Unfortunately, somewhere along the line, man's evolution took a wrong turning. Instead of building on and making the best of our connection with nature, we destroyed the love and the land. Says Griffiths: "Without the precious threads of love which tie the human spirit to the earth, there is a fissure, now becoming chasmic, between humankind and the world: the wreckage of the climate."

Which brings me to Avatar, the film wooing audiences worldwide with visually dazzling landscapes and nature-loving blue creatures. I am very happy that it is topping the charts because despite its blockbusterish epic battles, it is a film that makes you stop and think.

My friends and I staggered out of the three-hour film all charged up for another three hours of debate on humanity (immensely delightful chats with issues varying from 'Down with the politicians' to 'Can we live without electricity?' to 'The importance of recycling banana skins').

But the Vatican, it seems, is not so pleased. Now the editor of this paper recently chided us for not listening to the Pope. And it's true, His Holiness did make an impressive speech on the rights of immigrants. But it must have been a moment of epiphany, as some days later the Vatican issued its comments on the above-mentioned film, stressing that we should not be tempted to deify nature.
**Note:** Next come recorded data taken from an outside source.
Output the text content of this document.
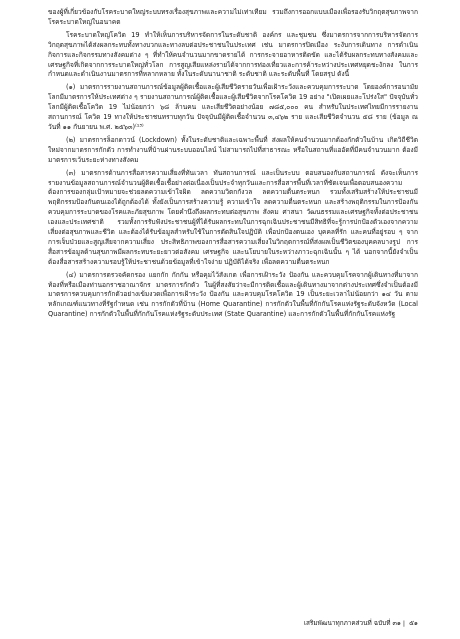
ของผู้ที่เกี่ยวข้องกับโรคระบาดใหญ่ระบบทรงเรื่องสุขภาพและความไม่เท่าเทียม รวมถึงการออกแบบเมืองเพื่อรองรับวิกฤตสุขภาพจากโรคระบาดใหญ่ในอนาคต

โรคระบาดใหญ่โควิด 19 ทำให้เห็นการบริหารจัดการในระดับชาติ องค์กร และชุมชน ซึ่งมาตรการจากการบริหารจัดการวิกฤตสุขภาพได้ส่งผลกระทบทั้งทางบวกและทางลบต่อประชาชนในประเทศ เช่น มาตรการปิดเมือง ระงับการเดินทาง การดำเนินกิจการและกิจกรรมทางสังคมต่าง ๆ ที่ทำให้คนจำนวนมากขาดรายได้ การกระจายอาหารติดขัด และได้รับผลกระทบทางสังคมและเศรษฐกิจที่เกิดจากการระบาดใหญ่ทั่วโลก การสูญเสียแหล่งรายได้จากการท่องเที่ยวและการค้าระหว่างประเทศหยุดชะงักลง ในการกำหนดและดำเนินงานมาตรการที่หลากหลาย ทั้งในระดับนานาชาติ ระดับชาติ และระดับพื้นที่ โดยสรุป ดังนี้

(๑) มาตรการรายงานสถานการณ์ข้อมูลผู้ติดเชื้อและผู้เสียชีวิตรายวันเพื่อเฝ้าระวังและควบคุมการระบาด โดยองค์การอนามัยโลกมีมาตรการให้ประเทศต่าง ๆ รายงานสถานการณ์ผู้ติดเชื้อและผู้เสียชีวิตจากโรคโควิด 19 อย่าง "เปิดเผยและโปร่งใส" ปัจจุบันทั่วโลกมีผู้ติดเชื้อโควิด 19 ไม่น้อยกว่า ๖๘ ล้านคน และเสียชีวิตอย่างน้อย ๗๘๕,๐๐๐ คน สำหรับในประเทศไทยมีการรายงานสถานการณ์ โควิด 19 ทางให้ประชาชนทราบทุกวัน ปัจจุบันมีผู้ติดเชื้อจำนวน ๓,๔๖๒ ราย และเสียชีวิตจำนวน ๕๘ ราย (ข้อมูล ณ วันที่ ๑๑ กันยายน พ.ศ. ๒๕๖๓)⁽¹³⁾

(๒) มาตรการล็อกดาวน์ (Lockdown) ทั้งในระดับชาติและเฉพาะพื้นที่ ส่งผลให้คนจำนวนมากต้องกักตัวในบ้าน เกิดวิถีชีวิตใหม่จากมาตรการกักตัว การทำงานที่บ้านผ่านระบบออนไลน์ ไม่สามารถไปที่สาธารณะ หรือในสถานที่แออัดที่มีคนจำนวนมาก ต้องมีมาตรการเว้นระยะห่างทางสังคม

(๓) มาตรการด้านการสื่อสารความเสี่ยงที่ทันเวลา ทันสถานการณ์ และเป็นระบบ ตอบสนองกับสถานการณ์ ดังจะเห็นการรายงานข้อมูลสถานการณ์จำนวนผู้ติดเชื้อเชื้อย่างต่อเนื่องเป็นประจำทุกวันและการสื่อสารพื้นที่เวลาที่ชัดเจนเพื่อตอบสนองความต้องการของกลุ่มเป้าหมายจะช่วยลดความเข้าใจผิด ลดความวิตกกังวล ลดความตื่นตระหนก รวมทั้งเสริมสร้างให้ประชาชนมีพฤติกรรมป้องกันตนเองได้ถูกต้องได้ ทั้งยังเป็นการสร้างความรู้ ความเข้าใจ ลดความตื่นตระหนก และสร้างพฤติกรรมในการป้องกันควบคุมการระบาดของโรคและภัยสุขภาพ โดยคำนึงถึงผลกระทบต่อสุขภาพ สังคม ศาสนา วัฒนธรรมและเศรษฐกิจทั้งต่อประชาชนเองและประเทศชาติ รวมทั้งการรับฟังประชาชนผู้ที่ได้รับผลกระทบในการฉุกเฉินประชาชนมีสิทธิที่จะรู้การปกป้องตัวเองจากความเสี่ยงต่อสุขภาพและชีวิต และต้องได้รับข้อมูลสำหรับใช้ในการตัดสินใจปฏิบัติ เพื่อปกป้องตนเอง บุคคลที่รัก และคนที่อยู่รอบ ๆ จากการเจ็บป่วยและสูญเสียจากความเสี่ยง ประสิทธิภาพของการสื่อสารความเสี่ยงในวิกฤตการณ์ที่ส่งผลเป็นชีวิตของบุคคลบางรูป การสื่อสารข้อมูลด้านสุขภาพมีผลกระทบระยะยาวต่อสังคม เศรษฐกิจ และนโยบายในระหว่างภาวะฉุกเฉินนั้น ๆ ได้ นอกจากนี้ยังจำเป็นต้องสื่อสารสร้างความรอบรู้ให้ประชาชนด้วยข้อมูลที่เข้าใจง่าย ปฏิบัติได้จริง เพื่อลดความตื่นตระหนก

(๔) มาตรการตรวจคัดกรอง แยกกัก กักกัน หรือคุมไว้สังเกต เพื่อการเฝ้าระวัง ป้องกัน และควบคุมโรคจากผู้เดินทางที่มาจากท้องที่หรือเมืองท่านอกราชอาณาจักร มาตรการกักตัว ในผู้ที่สงสัยว่าจะมีการติดเชื้อและผู้เดินทางมาจากต่างประเทศซึ่งจำเป็นต้องมีมาตรการควบคุมการกักตัวอย่างเข้มงวดเพื่อการเฝ้าระวัง ป้องกัน และควบคุมโรคโควิด 19 เป็นระยะเวลาไม่น้อยกว่า ๑๔ วัน ตามหลักเกณฑ์แนวทางที่รัฐกำหนด เช่น การกักตัวที่บ้าน (Home Quarantine) การกักตัวในพื้นที่กักกันโรคแห่งรัฐระดับจังหวัด (Local Quarantine) การกักตัวในพื้นที่กักกันโรคแห่งรัฐระดับประเทศ (State Quarantine) และการกักตัวในพื้นที่กักกันโรคแห่งรัฐ

เสริมพัฒนาทุกภาคส่วนที่ ฉบับที่ ๓๑ | ๕๑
L'Osservatore said the film "gets bogged down by a spiritualism linked to the worship of nature". There were harsh words from Vatican Radio too: "Nature is no longer a creation to defend, but a divinity to worship," the radio said.

A Vatican spokesman made it clear that this was just film criticism, not theological pronouncements - but emphasised that they do reflect Pope Benedict XVI's views on the dangers of turning nature into a "new divinity".

But, excuse me, what is wrong with worshiping nature? I am genuinely baffled on this one. And I will go as far as to say that the Pope got it wrong. It's fine by me if his bevy of cassocks failed to be impressed by a film. But does the Vatican not realise that the only hope for human beings to reach out to God is a return to nature?

I do not consider myself an overtly religious person, but I do think of myself as spiritual. And the time I feel closest to God is when I look up at the sky and see the most amazing cloud formation, or when I see the sun set in a sea of spectacular colours.

We are so detached from our own habitat that sometimes it seems to me as if we are living on the fake set of The Truman Show. Our lives are automatic routines - we do not stop and think about our humanity. Our only contact with nature is through Facebook's Farmville.

Do I stop and think where the milk has come from when I'm having breakfast in the morning? No I don't. And because I am so detached from nature, I am ridiculously squeamish - I think I'd faint if I ever had to milk a cow. I have never ever seen an animal give birth. I have never actually potted a tomato plant and seen it grow. So I hang my head in shame because my life is sorely missing moments of great sacredness - of egalitarian respect to my surroundings.

Deep down in my subconscious I know I am missing out: I still squeal with incredible delight whenever I'm abroad and I see cows grazing in the fields. I long to live on a farm and daily live moments that would turn life into a prayer and I'd feel part of the circle of life.

The Pope is wrong: unless we start again embracing and deifying all living creatures and nature in her beauty, there will be no God but the god of money, of consumerism, and of me-always-first.